For the past three years, my main focus each day has been to care for Pooch: feed him every 2 hours, make sure he gets his myriad of meds on time, take him out to pee every hour, and, of course, snuggle him as much as possible.
Now that he's gone, I find myself completely intimidated by all this new-found freedom. I've cleaned the house top-to-bottom and put away the dog toys. Now what? I don't much feel like making jewelry - my heart's just not in it at this time. I started a drawing on Tuesday - I could only work on it a little at a time, since Pooch demanded I have an arm around him while he slept. I had no idea he wasn't feeling well.
Tuesday I laid down basic shapes. Since I first learned to draw, I've had difficulty with facial features. I made sure to get those right in the first stage.
Wednesday morning, I added the drapery of her soft silk poncho and some of the railing. This immediately helped "ground" the figure.
I had to leave the drawing at this point due to all the drama of Wednesday afternoon and my deep sadness all day yesterday. Still sad today, but trying to fill my day with what I love to do. I decided to go back to the drawing. I've always been able to lose myself in artwork, and this morning was no exception. There's something so "Zen" about sitting quietly, working the pencils and eraser, taking moments to step back and analyze progress.

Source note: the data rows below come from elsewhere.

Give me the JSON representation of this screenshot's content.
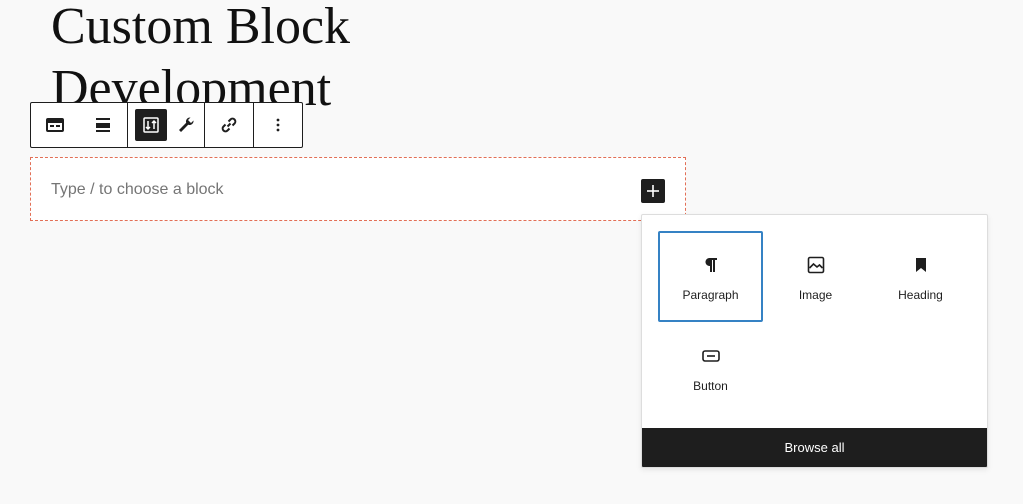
{
  "post": {
    "title": "Custom Block Development"
  },
  "toolbar": {
    "items": [
      {
        "name": "block-type-icon"
      },
      {
        "name": "align-icon"
      },
      {
        "name": "block-move-icon"
      },
      {
        "name": "wrench-icon"
      },
      {
        "name": "link-icon"
      },
      {
        "name": "more-options-icon"
      }
    ]
  },
  "placeholder": {
    "text": "Type / to choose a block",
    "add_icon": "plus-icon"
  },
  "inserter": {
    "blocks": [
      {
        "label": "Paragraph",
        "icon": "paragraph-icon",
        "selected": true
      },
      {
        "label": "Image",
        "icon": "image-icon"
      },
      {
        "label": "Heading",
        "icon": "bookmark-icon"
      },
      {
        "label": "Button",
        "icon": "button-icon"
      }
    ],
    "browse_all_label": "Browse all"
  },
  "colors": {
    "accent": "#3582c4",
    "dark": "#1e1e1e",
    "placeholder_border": "#e26f56"
  }
}
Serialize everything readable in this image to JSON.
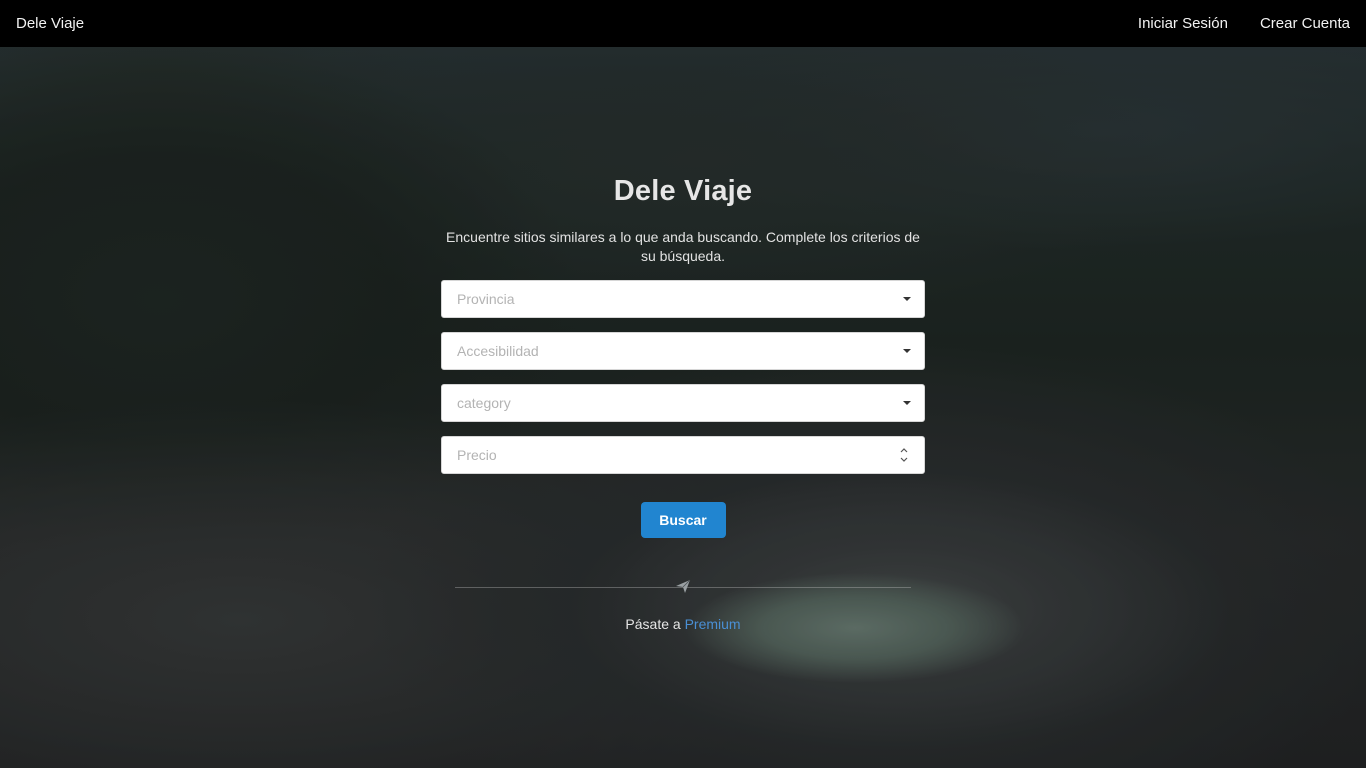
{
  "nav": {
    "brand": "Dele Viaje",
    "login": "Iniciar Sesión",
    "signup": "Crear Cuenta"
  },
  "hero": {
    "title": "Dele Viaje",
    "subtitle": "Encuentre sitios similares a lo que anda buscando. Complete los criterios de su búsqueda."
  },
  "form": {
    "provincia_placeholder": "Provincia",
    "accesibilidad_placeholder": "Accesibilidad",
    "category_placeholder": "category",
    "precio_placeholder": "Precio",
    "submit_label": "Buscar"
  },
  "footer": {
    "premium_prefix": "Pásate a",
    "premium_link": "Premium"
  },
  "icons": {
    "dropdown": "caret-down-icon",
    "number_spinner": "spinner-icon",
    "divider": "paper-plane-icon"
  },
  "colors": {
    "navbar": "#000000",
    "button": "#2185d0",
    "link": "#4a8fd4"
  }
}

I dug out the 6B pencils and went to town adding some contrast: I darkened her pants and blouse so she'd "pop" in front of the railing. Then deepened some shadows for added punch.
I think she's done for now. In the future, I'll add some soft misty background - maybe sand dunes and a touch of ocean, for that's where I long to be right now.
The original image I used as a model was a page from the latest Chico's catalog:
I was ruminating over what to draw next, when Marble Man exclaimed, "Ooooooh, you should draw HER!" while pointing madly at the magazine. So, MM, you got your wish.
Thank you, Everyone, for all your supportive comments on my last post (and all the hugs!). It means a great deal to me, and helped a lot.